Tuesday, 13 January 2009

Golden Handcuffs: Teacher Recruitment and Retention

One of the key problems for poor neighbourhoods is the bad educational outcomes for children that live there. As I have argued before, the evidence suggests that traditional regeneration programmes (with a strong focus on the built environment) don't do much to address this problem. So will the government's proposal to pay teachers more for working in the most disadvantaged schools (themselves generally in the most disadvantaged areas) fair much better?

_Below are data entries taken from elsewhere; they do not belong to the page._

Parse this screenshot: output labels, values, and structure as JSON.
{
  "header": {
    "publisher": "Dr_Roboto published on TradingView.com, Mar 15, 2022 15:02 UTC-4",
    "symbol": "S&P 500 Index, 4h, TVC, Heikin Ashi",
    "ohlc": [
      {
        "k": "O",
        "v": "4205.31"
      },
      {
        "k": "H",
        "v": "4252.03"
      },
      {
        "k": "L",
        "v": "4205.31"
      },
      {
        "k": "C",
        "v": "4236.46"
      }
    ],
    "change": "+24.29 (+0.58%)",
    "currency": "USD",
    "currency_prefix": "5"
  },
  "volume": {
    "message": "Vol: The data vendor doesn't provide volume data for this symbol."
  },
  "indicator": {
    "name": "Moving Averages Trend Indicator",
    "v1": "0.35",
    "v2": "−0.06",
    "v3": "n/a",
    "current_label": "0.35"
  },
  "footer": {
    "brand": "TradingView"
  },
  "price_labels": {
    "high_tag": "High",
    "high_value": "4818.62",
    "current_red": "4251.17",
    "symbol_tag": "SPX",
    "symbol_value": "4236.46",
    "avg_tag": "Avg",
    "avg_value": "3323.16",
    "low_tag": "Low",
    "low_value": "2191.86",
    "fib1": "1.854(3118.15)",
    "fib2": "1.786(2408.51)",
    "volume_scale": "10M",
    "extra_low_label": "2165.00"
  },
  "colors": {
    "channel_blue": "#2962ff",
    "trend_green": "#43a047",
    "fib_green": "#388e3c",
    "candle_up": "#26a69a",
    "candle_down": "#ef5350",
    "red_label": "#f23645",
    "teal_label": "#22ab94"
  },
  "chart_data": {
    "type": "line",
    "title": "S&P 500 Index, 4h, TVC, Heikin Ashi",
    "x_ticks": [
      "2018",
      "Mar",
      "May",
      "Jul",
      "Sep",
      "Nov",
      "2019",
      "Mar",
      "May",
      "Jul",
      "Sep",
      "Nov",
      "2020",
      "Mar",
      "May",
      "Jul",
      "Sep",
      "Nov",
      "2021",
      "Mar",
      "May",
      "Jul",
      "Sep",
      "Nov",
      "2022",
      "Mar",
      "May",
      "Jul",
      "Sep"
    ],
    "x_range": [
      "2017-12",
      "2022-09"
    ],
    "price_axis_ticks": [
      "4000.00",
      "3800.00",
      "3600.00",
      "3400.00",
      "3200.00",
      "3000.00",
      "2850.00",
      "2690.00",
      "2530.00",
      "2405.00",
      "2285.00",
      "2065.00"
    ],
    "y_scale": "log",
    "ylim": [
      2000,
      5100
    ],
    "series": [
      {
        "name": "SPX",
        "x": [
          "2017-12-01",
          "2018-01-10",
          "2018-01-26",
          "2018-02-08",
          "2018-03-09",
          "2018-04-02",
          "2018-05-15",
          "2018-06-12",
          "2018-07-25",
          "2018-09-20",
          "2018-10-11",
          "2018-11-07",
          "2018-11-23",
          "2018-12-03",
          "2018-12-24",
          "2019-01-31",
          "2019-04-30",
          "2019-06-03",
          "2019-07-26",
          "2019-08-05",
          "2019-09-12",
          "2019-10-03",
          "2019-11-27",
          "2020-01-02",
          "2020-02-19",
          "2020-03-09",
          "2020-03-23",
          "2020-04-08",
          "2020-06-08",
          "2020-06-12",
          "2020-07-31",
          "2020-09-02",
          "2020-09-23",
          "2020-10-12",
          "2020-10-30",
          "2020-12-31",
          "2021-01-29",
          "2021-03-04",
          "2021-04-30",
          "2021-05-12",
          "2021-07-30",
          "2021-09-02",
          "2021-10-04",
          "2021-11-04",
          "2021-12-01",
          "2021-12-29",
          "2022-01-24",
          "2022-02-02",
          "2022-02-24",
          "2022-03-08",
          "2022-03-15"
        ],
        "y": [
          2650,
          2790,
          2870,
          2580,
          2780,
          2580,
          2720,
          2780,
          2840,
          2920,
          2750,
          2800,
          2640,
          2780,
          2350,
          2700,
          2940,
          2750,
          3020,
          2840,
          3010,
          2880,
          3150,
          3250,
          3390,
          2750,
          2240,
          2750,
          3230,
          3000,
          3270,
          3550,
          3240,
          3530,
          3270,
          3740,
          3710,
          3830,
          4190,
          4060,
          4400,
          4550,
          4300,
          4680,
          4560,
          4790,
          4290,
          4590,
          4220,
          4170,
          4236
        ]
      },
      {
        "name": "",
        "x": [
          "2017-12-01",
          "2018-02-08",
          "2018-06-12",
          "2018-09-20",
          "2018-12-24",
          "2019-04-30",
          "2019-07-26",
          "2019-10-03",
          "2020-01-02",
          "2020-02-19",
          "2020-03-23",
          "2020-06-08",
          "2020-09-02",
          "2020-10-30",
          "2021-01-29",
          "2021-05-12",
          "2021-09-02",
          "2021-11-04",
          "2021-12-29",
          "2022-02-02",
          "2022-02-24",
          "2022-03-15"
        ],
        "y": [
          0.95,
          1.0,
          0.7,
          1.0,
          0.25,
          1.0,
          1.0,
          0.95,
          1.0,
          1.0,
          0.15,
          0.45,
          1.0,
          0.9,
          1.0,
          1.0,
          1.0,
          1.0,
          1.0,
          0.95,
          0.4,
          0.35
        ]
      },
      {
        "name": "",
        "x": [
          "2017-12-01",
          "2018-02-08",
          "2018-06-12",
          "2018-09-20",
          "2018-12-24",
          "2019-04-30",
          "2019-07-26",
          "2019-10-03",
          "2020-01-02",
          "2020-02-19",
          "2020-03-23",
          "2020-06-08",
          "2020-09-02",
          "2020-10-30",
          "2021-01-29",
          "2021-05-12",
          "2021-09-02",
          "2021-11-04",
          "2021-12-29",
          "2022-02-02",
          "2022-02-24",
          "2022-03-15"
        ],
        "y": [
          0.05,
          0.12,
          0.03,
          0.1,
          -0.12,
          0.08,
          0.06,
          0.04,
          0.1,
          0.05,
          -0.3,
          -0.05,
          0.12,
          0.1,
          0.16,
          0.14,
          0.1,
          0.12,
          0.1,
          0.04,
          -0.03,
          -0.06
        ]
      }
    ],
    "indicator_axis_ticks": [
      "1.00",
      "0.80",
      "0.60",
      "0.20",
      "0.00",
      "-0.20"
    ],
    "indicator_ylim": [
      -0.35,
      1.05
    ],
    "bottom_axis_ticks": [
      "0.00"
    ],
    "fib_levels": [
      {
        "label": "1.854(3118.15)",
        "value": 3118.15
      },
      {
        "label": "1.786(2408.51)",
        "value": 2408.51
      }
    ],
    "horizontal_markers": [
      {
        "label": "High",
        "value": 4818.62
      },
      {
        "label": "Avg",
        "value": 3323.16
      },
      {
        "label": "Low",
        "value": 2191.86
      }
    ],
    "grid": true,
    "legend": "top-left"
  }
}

The answer is that we don't really know. There isn't much strong evidence of a link between teacher pay and student outcomes. But these "golden handcuffs" are targetting recruitment and retention rather than pay per se. Unfortunately, we know even less about the extent to which this might affect educational outcomes. Intutively, it feels like it should matter, but there is little, if any, evidence to back up this intuition.

Even if the policy does work, it will not do much to affect the spatial concentration of poor educational outcomes. This is because about 60-70% of the variation in educational outcomes is down to pupil background, with only about 10% attributable to the school and even less, if any, to the neighbourhood. The fact that we have evidence that school matters more than neighbourhood at least argues that this is a move in the right direction. But the overwhelming importance of family characteristics and the spatial concentration of poor families, means that the targetting of disadvantaged schools can only ever do so much to improve poor education outcomes in disadvantaged neighbourhoods.

1 comment:

Tim Leunig said...

This is an unnecessarily pessimistic post. We know that parental income is a fairly poor predictor of kid's ability at tests aged 2-3, but a very strong predictor beyond that. Well-educated parents are more likely to read to their kids, etc etc.

There is no reason to think that this cannot be corrected in the school system. In extremis, imagine that kids from backgrounds that are well-correlated with poor performance were taught in groups of 4 rather than 30, so that they got huge amounts of teacher time, and so that lessons were always tailored to their educational needs, rather than to those of the class as a whole, and so that the teacher was always teaching rather than maintaining order. Do we really think that such a system would lead to the current unequal educational outcomes?

Of course, it would be expensive. Very expensive. I might be an order of magnitude dearer. But spending £30k a year per person for a decade may well be a wise investment (in simple monetary terms) for currently middle class tax payers, if it means that these kids end up in decent jobs, and not on benefits.

And the moral case, if it works, is surely unanswerable.

Of course, none of this will regenerate geographical areas, since we know that people with good exam results are most likely to migrate to areas of higher economic opportunities. But it would transform the lives of many people who currently receive an ineffective education, and live in places with few opportunities.